Sur le chemin du marché Richard Lenoir, je joue aujourd’hui à me demander quels sont les gens qui ont une musique dans la tête. Je ne compte pas ceux qui ont des écouteurs dans les oreilles car je cherche, dans les démarches et les regards, ce qui révèle une musique intérieure. Une femme asiatique avance en balançant légèrement la tête, un peu béatement peut-être, mais je suis sûre qu’elle a un air précis dans la tête. J’en vois une autre qui marche d’un pas si décidé que je jurerais que sa crainte de faire la queue chez le poissonnier n’a pas le moindre arrière-plan musical.
Moi, j’ai presque toujours une musique dans la tête. Ce sont souvent certains airs de Don Giovanni que je massacre pour les adapter à mon pas rapide, et que mes mandibules accompagnent en jouant des castagnettes comme les cigales. Ce n’est pas forcément associé à de la joie de vivre et ressemblerait à une notation que j’ai lue dans Edgar Poe : “C’est une chose tout à fait ordinaire que d’avoir les oreilles fatiguées, ou plutôt la mémoire obsédée par une espèce de tintouin, par le refrain d’une chanson vulgaire ou par quelques lambeaux insignifiants d’opéra » (Le Démon de la perversité). Le « tintouin » n’est pas dans mon cas aussi impérieux que pour le narrateur d’Edgar Poe ; c’est plutôt une musique de fond, un bourdon auquel peuvent se superposer et se déplacer toutes sortes de pensées tristes ou gaies.
Je me souviens maintenant d’un beau passage de l’autobiographie d’Amos Oz qui m’a frappée il y a une quinzaine d’années : dans son kibboutz, le jeune garçon tombe amoureux de sa future femme, Nilli, principalement parce qu’elle a en permanence une musique en tête, ce qui représente pour lui – dont la mère vient de mourir de mélancolie – le summum de la joie de vivre :
C’était sans doute de famille. Riva, par exemple, la mère de Nilli, pouvait entendre de la musique dans sa tête même quand il n’y en avait pas. Et Sheftel, le bibliothécaire, chantait en arpentant le kibboutz en tricot de peau gris, il chantait en jardinant, en transportant de gros sacs sur le dos, et quand il vous disait « ça s’arrangera », il y croyait de toute son âme : ne vous inquiétez pas, ça s’arrangera, bientôt.

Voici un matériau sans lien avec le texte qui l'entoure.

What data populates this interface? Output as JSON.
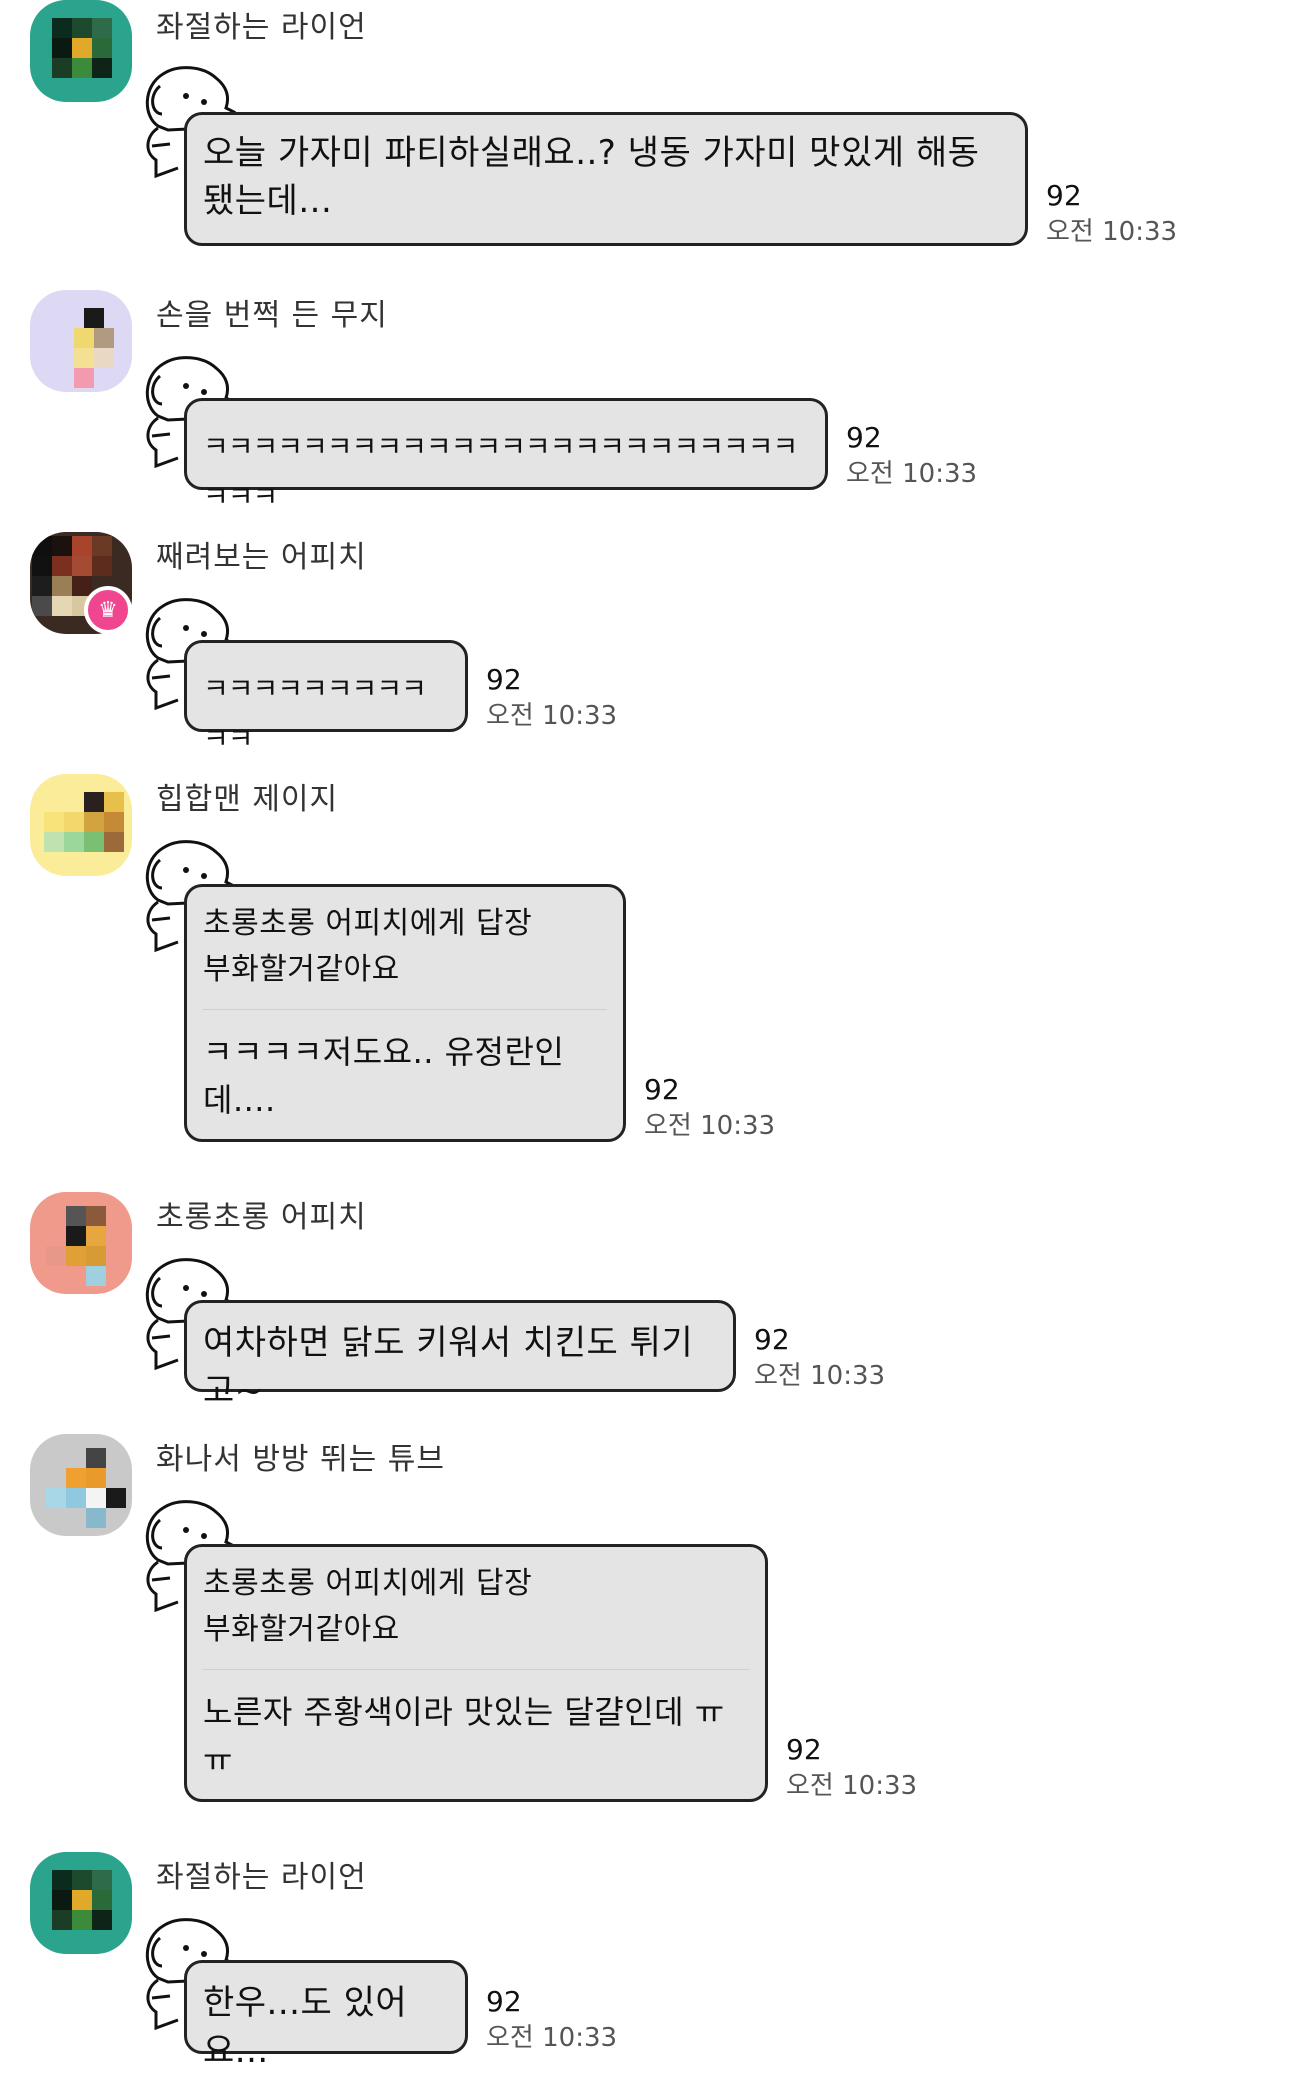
{
  "messages": [
    {
      "sender": "좌절하는 라이언",
      "text": "오늘 가자미 파티하실래요..? 냉동 가자미 맛있게 해동됐는데...",
      "read_count": "92",
      "time": "오전 10:33",
      "avatar": "frustrated-lion"
    },
    {
      "sender": "손을 번쩍 든 무지",
      "text": "ㅋㅋㅋㅋㅋㅋㅋㅋㅋㅋㅋㅋㅋㅋㅋㅋㅋㅋㅋㅋㅋㅋㅋㅋㅋㅋㅋ",
      "read_count": "92",
      "time": "오전 10:33",
      "avatar": "hand-raised-muzi"
    },
    {
      "sender": "째려보는 어피치",
      "text": "ㅋㅋㅋㅋㅋㅋㅋㅋㅋㅋㅋ",
      "read_count": "92",
      "time": "오전 10:33",
      "avatar": "glaring-apeach",
      "host_badge": "♛"
    },
    {
      "sender": "힙합맨 제이지",
      "reply_to": "초롱초롱 어피치에게 답장",
      "quoted": "부화할거같아요",
      "text": "ㅋㅋㅋㅋ저도요.. 유정란인데....",
      "read_count": "92",
      "time": "오전 10:33",
      "avatar": "hiphop-jayg"
    },
    {
      "sender": "초롱초롱 어피치",
      "text": "여차하면 닭도 키워서 치킨도 튀기고~",
      "read_count": "92",
      "time": "오전 10:33",
      "avatar": "sparkly-apeach"
    },
    {
      "sender": "화나서 방방 뛰는 튜브",
      "reply_to": "초롱초롱 어피치에게 답장",
      "quoted": "부화할거같아요",
      "text": "노른자 주황색이라 맛있는 달걀인데 ㅠㅠ",
      "read_count": "92",
      "time": "오전 10:33",
      "avatar": "angry-tube"
    },
    {
      "sender": "좌절하는 라이언",
      "text": "한우...도 있어요...",
      "read_count": "92",
      "time": "오전 10:33",
      "avatar": "frustrated-lion"
    }
  ],
  "colors": {
    "bubble_bg": "#e4e4e4",
    "bubble_border": "#222222",
    "host_badge": "#f0458f"
  }
}
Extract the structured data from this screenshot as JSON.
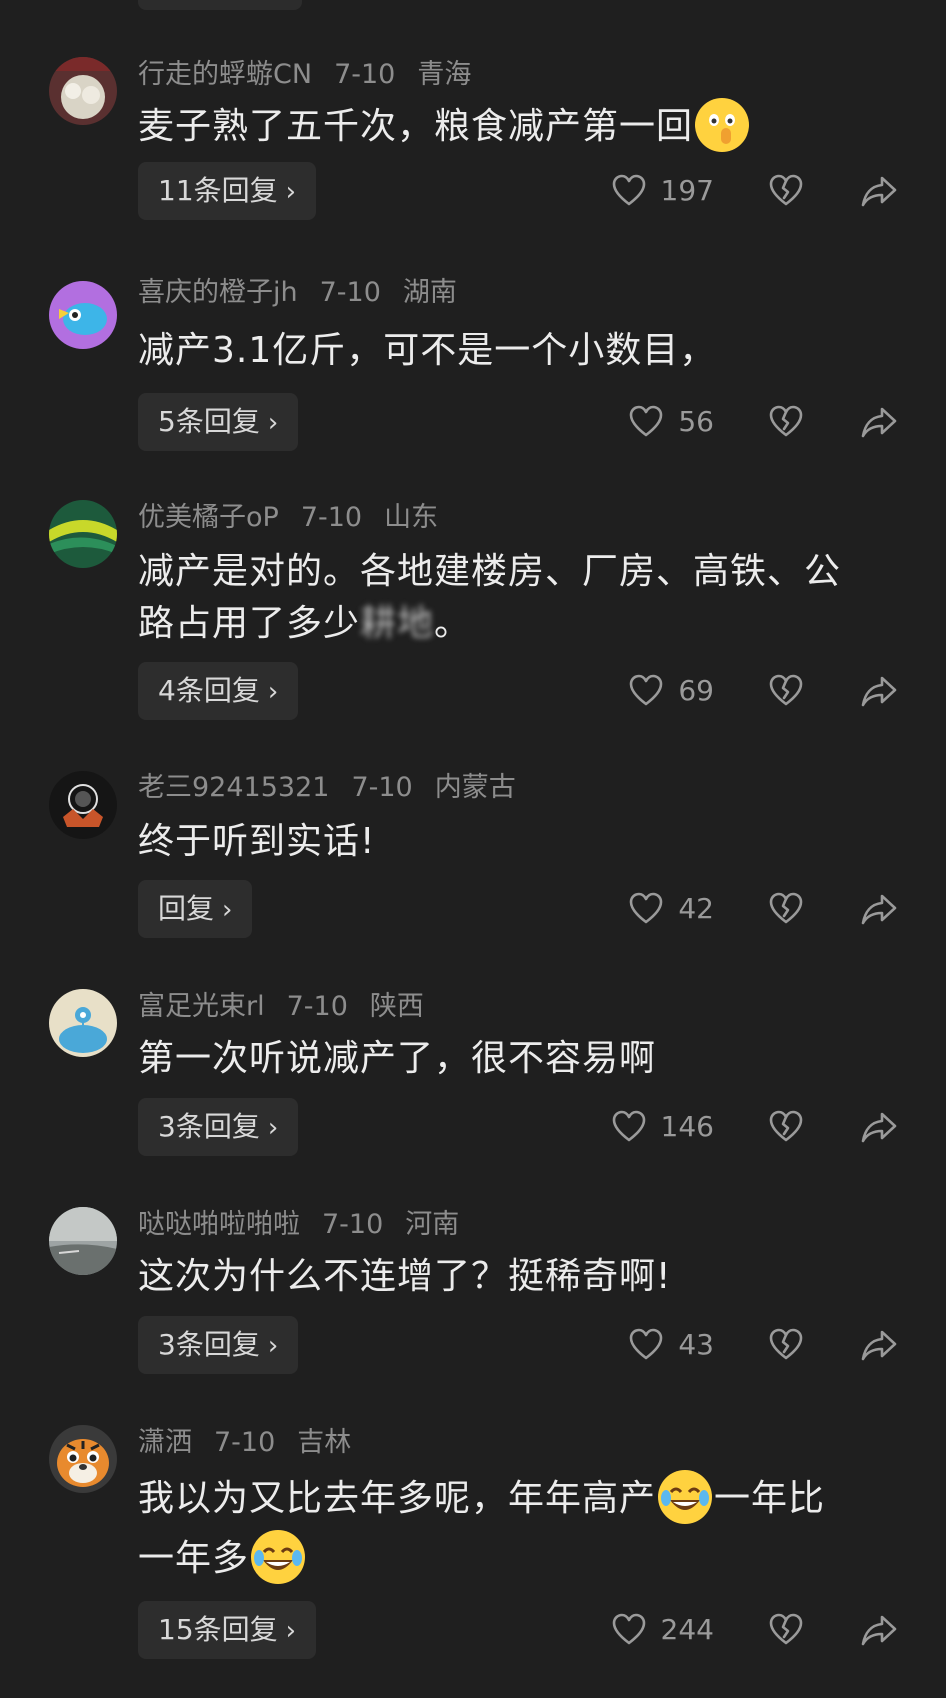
{
  "comments": [
    {
      "user": "行走的蜉蝣CN",
      "date": "7-10",
      "location": "青海",
      "text": "麦子熟了五千次，粮食减产第一回",
      "emoji": "shushing-face",
      "reply": "11条回复",
      "likes": "197"
    },
    {
      "user": "喜庆的橙子jh",
      "date": "7-10",
      "location": "湖南",
      "text": "减产3.1亿斤，可不是一个小数目，",
      "reply": "5条回复",
      "likes": "56"
    },
    {
      "user": "优美橘子oP",
      "date": "7-10",
      "location": "山东",
      "text_line1": "减产是对的。各地建楼房、厂房、高铁、公",
      "text_line2a": "路占用了多少",
      "text_line2_blur": "耕地",
      "text_line2b": "。",
      "reply": "4条回复",
      "likes": "69"
    },
    {
      "user": "老三92415321",
      "date": "7-10",
      "location": "内蒙古",
      "text": "终于听到实话!",
      "reply": "回复",
      "likes": "42"
    },
    {
      "user": "富足光束rl",
      "date": "7-10",
      "location": "陕西",
      "text": "第一次听说减产了，很不容易啊",
      "reply": "3条回复",
      "likes": "146"
    },
    {
      "user": "哒哒啪啦啪啦",
      "date": "7-10",
      "location": "河南",
      "text": "这次为什么不连增了？挺稀奇啊!",
      "reply": "3条回复",
      "likes": "43"
    },
    {
      "user": "潇洒",
      "date": "7-10",
      "location": "吉林",
      "text_line1a": "我以为又比去年多呢，年年高产",
      "text_line1b": "一年比",
      "text_line2a": "一年多",
      "emoji": "tears-of-joy",
      "reply": "15条回复",
      "likes": "244"
    }
  ],
  "colors": {
    "background": "#1f1f1f",
    "meta": "#8d8d8d",
    "text": "#ececec",
    "button": "#2d2d2d"
  }
}
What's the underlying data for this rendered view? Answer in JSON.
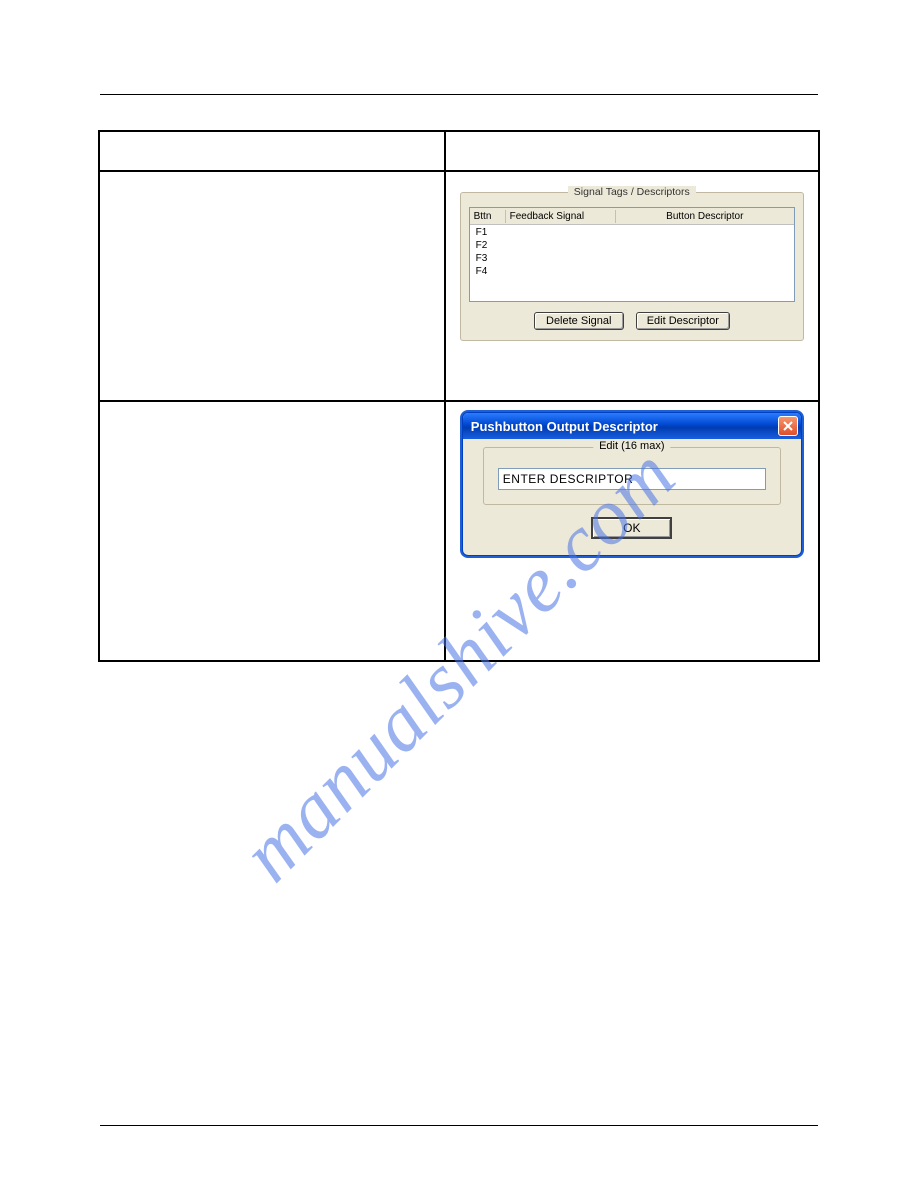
{
  "watermark": "manualshive.com",
  "group1": {
    "title": "Signal Tags / Descriptors",
    "columns": {
      "bttn": "Bttn",
      "feedback": "Feedback Signal",
      "descriptor": "Button Descriptor"
    },
    "rows": [
      "F1",
      "F2",
      "F3",
      "F4"
    ],
    "deleteBtn": "Delete Signal",
    "editBtn": "Edit Descriptor"
  },
  "dialog": {
    "title": "Pushbutton Output Descriptor",
    "groupTitle": "Edit (16 max)",
    "inputValue": "ENTER DESCRIPTOR",
    "ok": "OK"
  }
}
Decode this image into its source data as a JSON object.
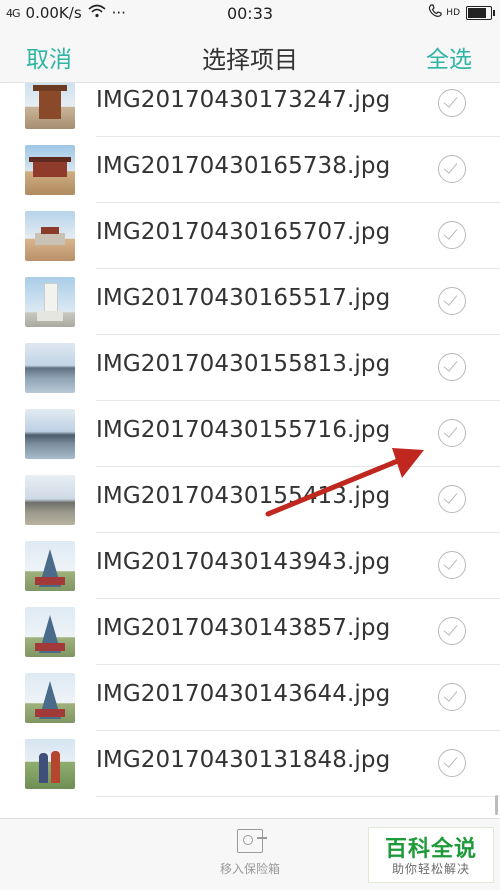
{
  "status_bar": {
    "signal": "4G",
    "speed": "0.00K/s",
    "wifi_icon": "wifi-icon",
    "more": "···",
    "time": "00:33",
    "call_icon": "phone-hd-icon",
    "hd": "HD",
    "battery_level": 0.85
  },
  "header": {
    "cancel_label": "取消",
    "title": "选择项目",
    "select_all_label": "全选",
    "accent_color": "#2fb5a3"
  },
  "files": [
    {
      "name": "IMG20170430173247.jpg",
      "thumb": "pagoda"
    },
    {
      "name": "IMG20170430165738.jpg",
      "thumb": "gate"
    },
    {
      "name": "IMG20170430165707.jpg",
      "thumb": "temple"
    },
    {
      "name": "IMG20170430165517.jpg",
      "thumb": "stupa"
    },
    {
      "name": "IMG20170430155813.jpg",
      "thumb": "lake"
    },
    {
      "name": "IMG20170430155716.jpg",
      "thumb": "lake2"
    },
    {
      "name": "IMG20170430155413.jpg",
      "thumb": "lake3"
    },
    {
      "name": "IMG20170430143943.jpg",
      "thumb": "obo"
    },
    {
      "name": "IMG20170430143857.jpg",
      "thumb": "obo"
    },
    {
      "name": "IMG20170430143644.jpg",
      "thumb": "obo"
    },
    {
      "name": "IMG20170430131848.jpg",
      "thumb": "people"
    }
  ],
  "bottom_bar": {
    "vault_icon": "safe-box-icon",
    "vault_label": "移入保险箱"
  },
  "watermark": {
    "title": "百科全说",
    "subtitle": "助你轻松解决"
  },
  "annotation": {
    "type": "red-arrow",
    "color": "#c0271f"
  }
}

Le pensionnaire de quinze ou seize ans que j’étais considérait cette joie rayonnante comme l’on admire la pleine lune : lointaine, inaccessible, mais fascinante et rafraîchissante.
Qui sait si dans les jardins où elle déambule aujourd’hui, l’âme du chaleureux Amos Oz n’a pas retrouvé la joie des chants de Riva et de Sheftel ?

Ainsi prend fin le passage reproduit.